Now suppose that $f$ is a twice differentiable function. If we want a higher degree of accuracy in approximating $f$ with a polynomial $P$ for $x$ near $c$, then we can use a polynomial with degree $2$ or less, $P_2(x)$ which is obtained in a similar manner to the linearization:

(2)
\begin{align} \quad P_2(x) = \frac{f(c)}{0!} + \frac{f'(c)}{1!}(x - c) + \frac{f''(x)}{2!}(x - c)^2 \end{align}

Once again, we note that this degree $2$ or less polynomial best approximates $f$ at $c$ since $P_2(c) = f(c)$, $P_2'(c) = f'(c)$, and $P_2''(c) = f''(c)$.

Furthermore if $f$ is $n$ times differentiable, then we can use a polynomial of degree $n$ or less ($n ≥ 1$) to improve the accuracy in our approximation.

(3)
\begin{align} \quad P_n(x) = \frac{f(c)}{0!} + \frac{f^{(1)}(c)}{1!}(x - c) + \frac{f^{(2)}(c)}{2!}(x - c)^2 + ... + \frac{f^{(n)}(c)}{n!}(x - c)^n \end{align}

We can see that this degree $n$ or less polynomial best approximates $f$ at $c$ since $P_n(c) = f(c)$, $P_n'(c) = f'(c)$, …, $P^{(n)}(c) = f^{(n)}(c)$.

These polynomials $P_1$, $P_2$, …, $P_n$ has a special name which we formally define below.

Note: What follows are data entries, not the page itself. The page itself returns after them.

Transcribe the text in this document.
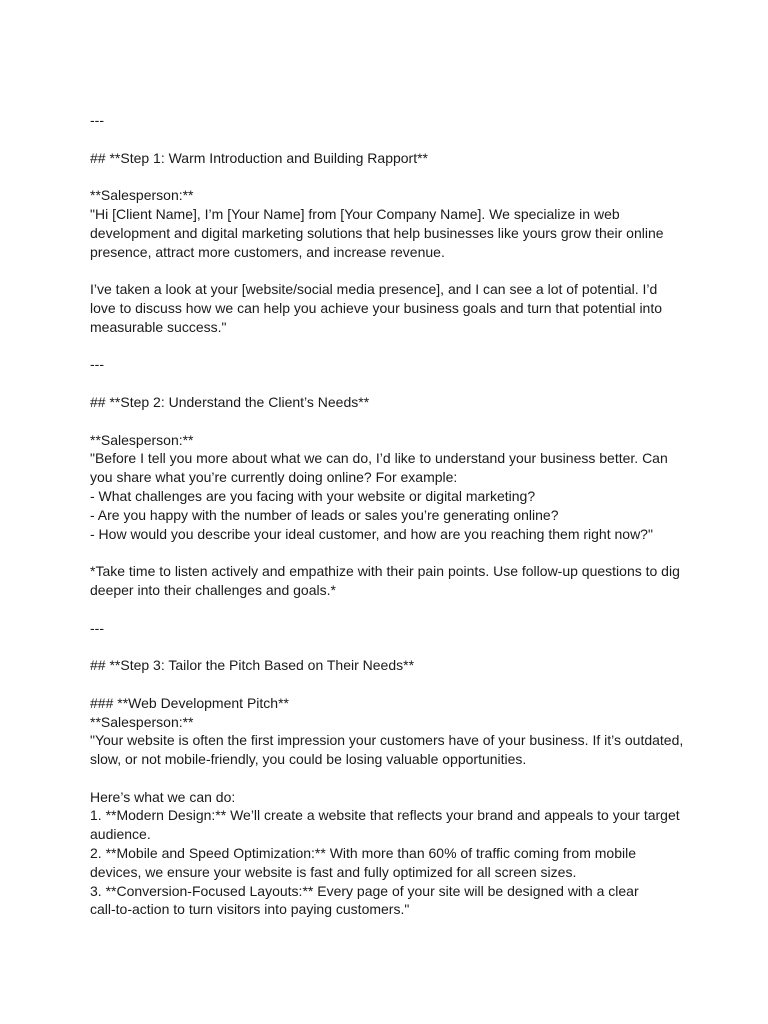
---
## **Step 1: Warm Introduction and Building Rapport**
**Salesperson:**
"Hi [Client Name], I’m [Your Name] from [Your Company Name]. We specialize in web
development and digital marketing solutions that help businesses like yours grow their online
presence, attract more customers, and increase revenue.
I’ve taken a look at your [website/social media presence], and I can see a lot of potential. I’d
love to discuss how we can help you achieve your business goals and turn that potential into
measurable success."
---
## **Step 2: Understand the Client’s Needs**
**Salesperson:**
"Before I tell you more about what we can do, I’d like to understand your business better. Can
you share what you’re currently doing online? For example:
- What challenges are you facing with your website or digital marketing?
- Are you happy with the number of leads or sales you’re generating online?
- How would you describe your ideal customer, and how are you reaching them right now?"
*Take time to listen actively and empathize with their pain points. Use follow-up questions to dig
deeper into their challenges and goals.*
---
## **Step 3: Tailor the Pitch Based on Their Needs**
### **Web Development Pitch**
**Salesperson:**
"Your website is often the first impression your customers have of your business. If it’s outdated,
slow, or not mobile-friendly, you could be losing valuable opportunities.
Here’s what we can do:
1. **Modern Design:** We’ll create a website that reflects your brand and appeals to your target
audience.
2. **Mobile and Speed Optimization:** With more than 60% of traffic coming from mobile
devices, we ensure your website is fast and fully optimized for all screen sizes.
3. **Conversion-Focused Layouts:** Every page of your site will be designed with a clear
call-to-action to turn visitors into paying customers."
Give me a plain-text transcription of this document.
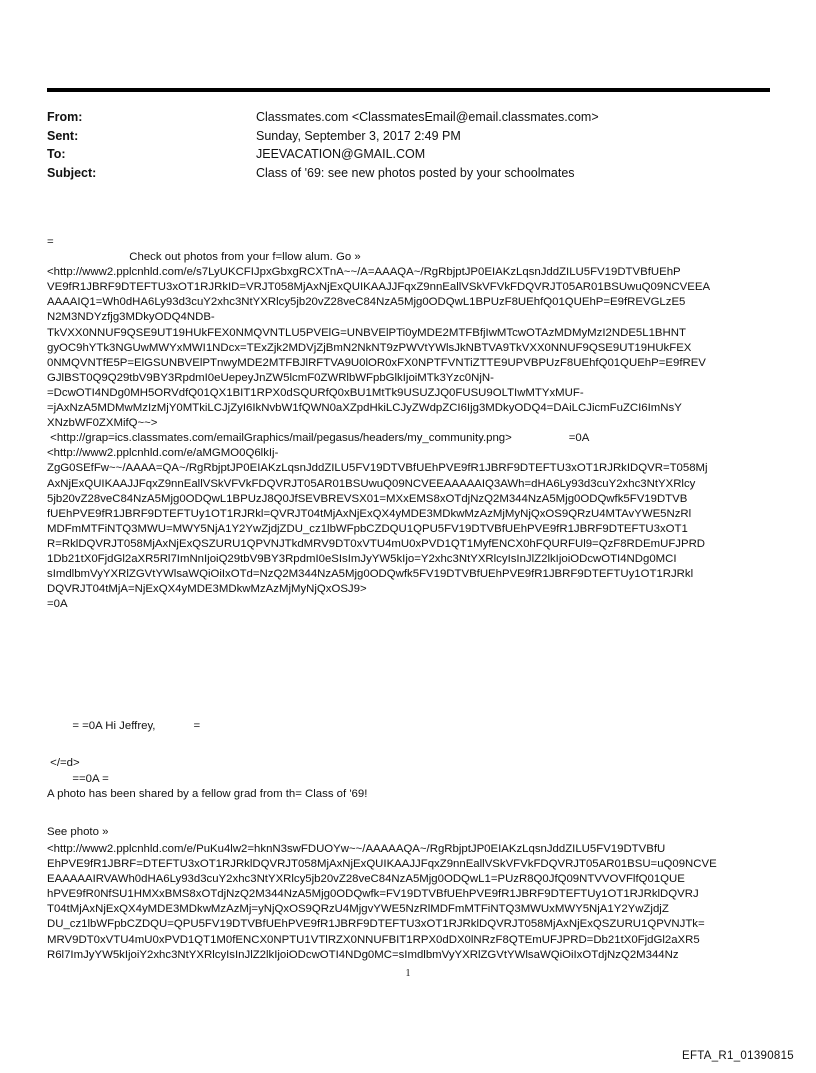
From:	Classmates.com <ClassmatesEmail@email.classmates.com>
Sent:	Sunday, September 3, 2017 2:49 PM
To:	JEEVACATION@GMAIL.COM
Subject:	Class of '69: see new photos posted by your schoolmates
=
Check out photos from your f=llow alum. Go »
<http://www2.pplcnhld.com/e/s7LyUKCFIJpxGbxgRCXTnA~~/A=AAAQA~/RgRbjptJP0EIAKzLqsnJddZILU5FV19DTVBfUEhP
VE9fR1JBRF9DTEFTU3xOT1RJRkID=VRJT058MjAxNjExQUIKAAJJFqxZ9nnEallVSkVFVkFDQVRJT05AR01BSUwuQ09NCVEEA
AAAAIQ1=Wh0dHA6Ly93d3cuY2xhc3NtYXRlcy5jb20vZ28veC84NzA5Mjg0ODQwL1BPUzF8UEhfQ01QUEhP=E9fREVGLzE5
N2M3NDYzfjg3MDkyODQ4NDB-
TkVXX0NNUF9QSE9UT19HUkFEX0NMQVNTLU5PVElG=UNBVElPTi0yMDE2MTFBfjIwMTcwOTAzMDMyMzI2NDE5L1BHNT
gyOC9hYTk3NGUwMWYxMWI1NDcx=TExZjk2MDVjZjBmN2NkNT9zPWVtYWlsJkNBTVA9TkVXX0NNUF9QSE9UT19HUkFEX
0NMQVNTfE5P=ElGSUNBVElPTnwyMDE2MTFBJlRFTVA9U0lOR0xFX0NPTFVNTiZTTE9UPVBPUzF8UEhfQ01QUEhP=E9fREV
GJlBST0Q9Q29tbV9BY3RpdmI0eUepeyJnZW5lcmF0ZWRlbWFpbGlkIjoiMTk3Yzc0NjN-
=DcwOTI4NDg0MH5ORVdfQ01QX1BIT1RPX0dSQURfQ0xBU1MtTk9USUZJQ0FUSU9OLTIwMTYxMUF-
=jAxNzA5MDMwMzIzMjY0MTkiLCJjZyI6IkNvbW1fQWN0aXZpdHkiLCJyZWdpZCI6Ijg3MDkyODQ4=DAiLCJicmFuZCI6ImNsY
XNzbWF0ZXMifQ~~>
<http://grap=ics.classmates.com/emailGraphics/mail/pegasus/headers/my_community.png>                  =0A
<http://www2.pplcnhld.com/e/aMGMO0Q6lkIj-
ZgG0SEfFw~~/AAAA=QA~/RgRbjptJP0EIAKzLqsnJddZILU5FV19DTVBfUEhPVE9fR1JBRF9DTEFTU3xOT1RJRkIDQVR=T058Mj
AxNjExQUIKAAJJFqxZ9nnEallVSkVFVkFDQVRJT05AR01BSUwuQ09NCVEEAAAAAIQ3AWh=dHA6Ly93d3cuY2xhc3NtYXRlcy
5jb20vZ28veC84NzA5Mjg0ODQwL1BPUzJ8Q0JfSEVBREVSX01=MXxEMS8xOTdjNzQ2M344NzA5Mjg0ODQwfk5FV19DTVB
fUEhPVE9fR1JBRF9DTEFTUy1OT1RJRkl=QVRJT04tMjAxNjExQX4yMDE3MDkwMzAzMjMyNjQxOS9QRzU4MTAvYWE5NzRl
MDFmMTFiNTQ3MWU=MWY5NjA1Y2YwZjdjZDU_cz1lbWFpbCZDQU1QPU5FV19DTVBfUEhPVE9fR1JBRF9DTEFTU3xOT1
R=RklDQVRJT058MjAxNjExQSZURU1QPVNJTkdMRV9DT0xVTU4mU0xPVD1QT1MyfENCX0hFQURFUl9=QzF8RDEmUFJPRD
1Db21tX0FjdGl2aXR5Rl7ImNnIjoiQ29tbV9BY3RpdmI0eSIsImJyYW5kIjo=Y2xhc3NtYXRlcyIsInJlZ2lkIjoiODcwOTI4NDg0MCI
sImdlbmVyYXRlZGVtYWlsaWQiOiIxOTd=NzQ2M344NzA5Mjg0ODQwfk5FV19DTVBfUEhPVE9fR1JBRF9DTEFTUy1OT1RJRkl
DQVRJT04tMjA=NjExQX4yMDE3MDkwMzAzMjMyNjQxOSJ9>
=0A
= =0A Hi Jeffrey,            =
</=d>
==0A =
A photo has been shared by a fellow grad from th= Class of '69!
See photo »
<http://www2.pplcnhld.com/e/PuKu4lw2=hknN3swFDUOYw~~/AAAAAQA~/RgRbjptJP0EIAKzLqsnJddZILU5FV19DTVBfU
EhPVE9fR1JBRF=DTEFTU3xOT1RJRklDQVRJT058MjAxNjExQUIKAAJJFqxZ9nnEallVSkVFVkFDQVRJT05AR01BSU=uQ09NCVE
EAAAAAIRVAWh0dHA6Ly93d3cuY2xhc3NtYXRlcy5jb20vZ28veC84NzA5Mjg0ODQwL1=PUzR8Q0JfQ09NTVVOVFlfQ01QUE
hPVE9fR0NfSU1HMXxBMS8xOTdjNzQ2M344NzA5Mjg0ODQwfk=FV19DTVBfUEhPVE9fR1JBRF9DTEFTUy1OT1RJRklDQVRJ
T04tMjAxNjExQX4yMDE3MDkwMzAzMj=yNjQxOS9QRzU4MjgvYWE5NzRlMDFmMTFiNTQ3MWUxMWY5NjA1Y2YwZjdjZ
DU_cz1lbWFpbCZDQU=QPU5FV19DTVBfUEhPVE9fR1JBRF9DTEFTU3xOT1RJRklDQVRJT058MjAxNjExQSZURU1QPVNJTk=
MRV9DT0xVTU4mU0xPVD1QT1M0fENCX0NPTU1VTlRZX0NNUFBIT1RPX0dDX0lNRzF8QTEmUFJPRD=Db21tX0FjdGl2aXR5
R6l7ImJyYW5kIjoiY2xhc3NtYXRlcyIsInJlZ2lkIjoiODcwOTI4NDg0MC=sImdlbmVyYXRlZGVtYWlsaWQiOiIxOTdjNzQ2M344Nz
1
EFTA_R1_01390815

 Definition: Let $f$ be a function that is $n$ times differentiable on an open interval containing $x = c$. Then the Taylor Polynomial of $f$ at $c$ is $P_n(x) = f(c) + \frac{f^{(1)}(c)}{1!}(x - c) + \frac{f^{(2)}(c)}{2!}(x - c)^2 + ... + \frac{f^{(n)}(c)}{n!} (x - c)^n$. If $c = 0$, then $P_n(x) = f(0) + \frac{f^{(1)}(0)}{1!}x + \frac{f^{(2)}(0)}{2!}x^2 + ... + \frac{f^{(n)}(0)}{n!} x^n$ is said to be the Maclaurin Polynomial of $f$ at $c$.

Let's look at some examples of finding Taylor/Polynomial polynomials for functions.

## Example 1

Find the third order Taylor polynomial for the function $f(x) = \sin x$ centered at $x = \pi$.

Using the formula directly we have that:

(4)
\begin{align} \quad P_3(x) = \sin (\pi) + \frac{\cos (\pi)}{1!} (x - \pi) + \frac{-\sin (\pi)}{2!} (x - \pi)^2 + \frac{- \cos (\pi)}{3!} (x - \pi)^3 \\ \quad P_3(x) = -(x - \pi) + \frac{(x - \pi)^3}{3!} \end{align}

The graph of $P_3$ is given below in green and the graph of $f(x) = \sin x$ is given below in blue.

## Example 2

Find the fourth order Taylor polynomial for the function $f(x) = \sqrt{x}$ centered at $x = 16$.

Using the formula directly we gave that:

(5)
\begin{align} \quad P_4(x) = \sqrt{16} + \frac{1}{1! * 2(16)^{1/2}}(x - 16) - \frac{1}{2! * 4(16)^{3/2}}(x - 16)^2 + \frac{3}{3! *8 (16)^{5/2}} (x - 16)^3 - \frac{15}{4! * 16 (16)^{7/2}}(x - 16)^4 \end{align}

The graph of $P_4$ is given below in yellow and the graph of $f(x) = \sqrt{x}$ is given below in red.